É sempre reconfortante bater uma bolinha no campo das ideias em boa companhia.
Um dos maiores prazeres que tinha, ao cobrir a Seleção Brasileira nessas tantas viagens mundo afora, era o reencontro com Tostão, nos saguões dos hotéis, nos aviões, nas mesas dos restaurantes, nas tribunas dos estádios ou à beira dos campos de treinamento do nosso time.
Temos em comum, além de um certo traço de misantropia, a paixão pela bola bem jogada e as infinitas reflexões a que ela nos leva, de um campo a outro, na viagem pelo tempo e suas peculiaridades. Sempre há um mistério a ser desvendado, sempre há um ínfimo detalhe que pode fazer a diferença na perspectiva do todo, e é o fascínio por essas coisas que nos aproxima, embora ele, lá, no seu solar às bordas de Belô, e eu, aqui, na minha chacrinha de Ibiúna.

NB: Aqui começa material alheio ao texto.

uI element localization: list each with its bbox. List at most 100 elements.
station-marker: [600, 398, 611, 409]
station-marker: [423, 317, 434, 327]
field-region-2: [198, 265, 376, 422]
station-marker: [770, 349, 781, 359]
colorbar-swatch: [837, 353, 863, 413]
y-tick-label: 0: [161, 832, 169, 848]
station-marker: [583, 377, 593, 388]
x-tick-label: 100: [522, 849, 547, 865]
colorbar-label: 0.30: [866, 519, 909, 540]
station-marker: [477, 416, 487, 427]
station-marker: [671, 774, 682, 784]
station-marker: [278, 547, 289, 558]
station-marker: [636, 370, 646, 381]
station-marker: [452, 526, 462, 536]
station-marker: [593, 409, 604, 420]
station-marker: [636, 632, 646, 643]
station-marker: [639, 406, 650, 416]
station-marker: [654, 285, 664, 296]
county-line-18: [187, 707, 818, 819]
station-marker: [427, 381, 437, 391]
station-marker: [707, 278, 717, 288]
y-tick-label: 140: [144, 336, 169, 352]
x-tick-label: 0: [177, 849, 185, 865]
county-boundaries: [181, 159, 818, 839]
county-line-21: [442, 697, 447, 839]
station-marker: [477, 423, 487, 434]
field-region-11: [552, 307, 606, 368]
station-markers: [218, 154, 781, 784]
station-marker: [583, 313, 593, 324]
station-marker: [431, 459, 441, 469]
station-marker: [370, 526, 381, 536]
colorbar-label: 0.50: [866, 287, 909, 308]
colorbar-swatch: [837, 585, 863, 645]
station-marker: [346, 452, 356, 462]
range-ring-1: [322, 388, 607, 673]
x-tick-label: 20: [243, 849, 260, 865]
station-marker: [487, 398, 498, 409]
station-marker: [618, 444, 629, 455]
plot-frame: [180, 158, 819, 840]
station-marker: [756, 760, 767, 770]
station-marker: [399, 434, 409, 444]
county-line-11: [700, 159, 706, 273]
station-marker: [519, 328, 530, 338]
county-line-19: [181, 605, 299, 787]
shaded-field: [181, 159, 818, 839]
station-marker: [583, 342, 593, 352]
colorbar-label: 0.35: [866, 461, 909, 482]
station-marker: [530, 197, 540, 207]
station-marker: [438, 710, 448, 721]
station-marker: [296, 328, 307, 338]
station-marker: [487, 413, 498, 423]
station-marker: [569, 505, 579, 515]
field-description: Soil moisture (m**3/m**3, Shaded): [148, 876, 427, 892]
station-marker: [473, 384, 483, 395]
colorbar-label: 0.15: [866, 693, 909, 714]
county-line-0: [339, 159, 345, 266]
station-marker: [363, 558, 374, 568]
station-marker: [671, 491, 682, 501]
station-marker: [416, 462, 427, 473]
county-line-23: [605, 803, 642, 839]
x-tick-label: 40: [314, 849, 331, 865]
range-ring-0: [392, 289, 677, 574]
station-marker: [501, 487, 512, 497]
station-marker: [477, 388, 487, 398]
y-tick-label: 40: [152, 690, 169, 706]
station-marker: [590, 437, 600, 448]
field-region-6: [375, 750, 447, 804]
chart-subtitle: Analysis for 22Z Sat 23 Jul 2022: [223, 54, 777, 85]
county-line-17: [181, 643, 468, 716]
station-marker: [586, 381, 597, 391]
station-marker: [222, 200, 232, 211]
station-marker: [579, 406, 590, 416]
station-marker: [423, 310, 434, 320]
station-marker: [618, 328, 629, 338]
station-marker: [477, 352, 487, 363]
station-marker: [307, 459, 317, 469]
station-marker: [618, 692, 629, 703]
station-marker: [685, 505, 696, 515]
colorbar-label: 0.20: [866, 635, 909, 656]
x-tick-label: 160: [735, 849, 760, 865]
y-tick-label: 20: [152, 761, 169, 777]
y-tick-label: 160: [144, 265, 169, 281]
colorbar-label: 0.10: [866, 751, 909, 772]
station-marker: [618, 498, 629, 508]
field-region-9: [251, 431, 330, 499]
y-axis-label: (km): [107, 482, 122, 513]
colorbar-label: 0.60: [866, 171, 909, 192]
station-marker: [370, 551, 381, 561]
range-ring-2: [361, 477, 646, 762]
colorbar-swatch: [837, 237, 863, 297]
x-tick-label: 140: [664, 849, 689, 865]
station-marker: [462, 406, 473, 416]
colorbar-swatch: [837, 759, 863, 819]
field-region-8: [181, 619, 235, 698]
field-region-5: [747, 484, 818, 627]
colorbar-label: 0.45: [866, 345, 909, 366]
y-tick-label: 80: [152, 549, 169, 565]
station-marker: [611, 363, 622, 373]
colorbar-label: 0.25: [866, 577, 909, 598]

Como nem ele, nem eu somos muito adeptos do telefone ou dessas todas formas de convívio chamadas de redes sociais, nossas conversas são telepáticas. Ou melhor: eu leio o que ele escreve e fico aqui conversando comigo mesmo como se fosse com ele. Suponho que o mesmo se dê com o velho Tusta, pois nossas concepções sobre futebol batem como se o papo tivesse sido atualizado ontem. Dá pra entender?
Por exemplo: na sua coluna de hoje na Folha, Tostão debruça-se sobre uma questão que me é muito recorrente – esse divórcio entre volantes e meias que sepultou o toque de bola, o passe – leia-se, a essência do futebol -, a criação, a trama, o envolvimento progressivo do adversário, enfim, o próprio significado do jogo, que, ao cabo, se resume na expectativa permanente do desfecho, o gol, como se fosse uma novela interminável.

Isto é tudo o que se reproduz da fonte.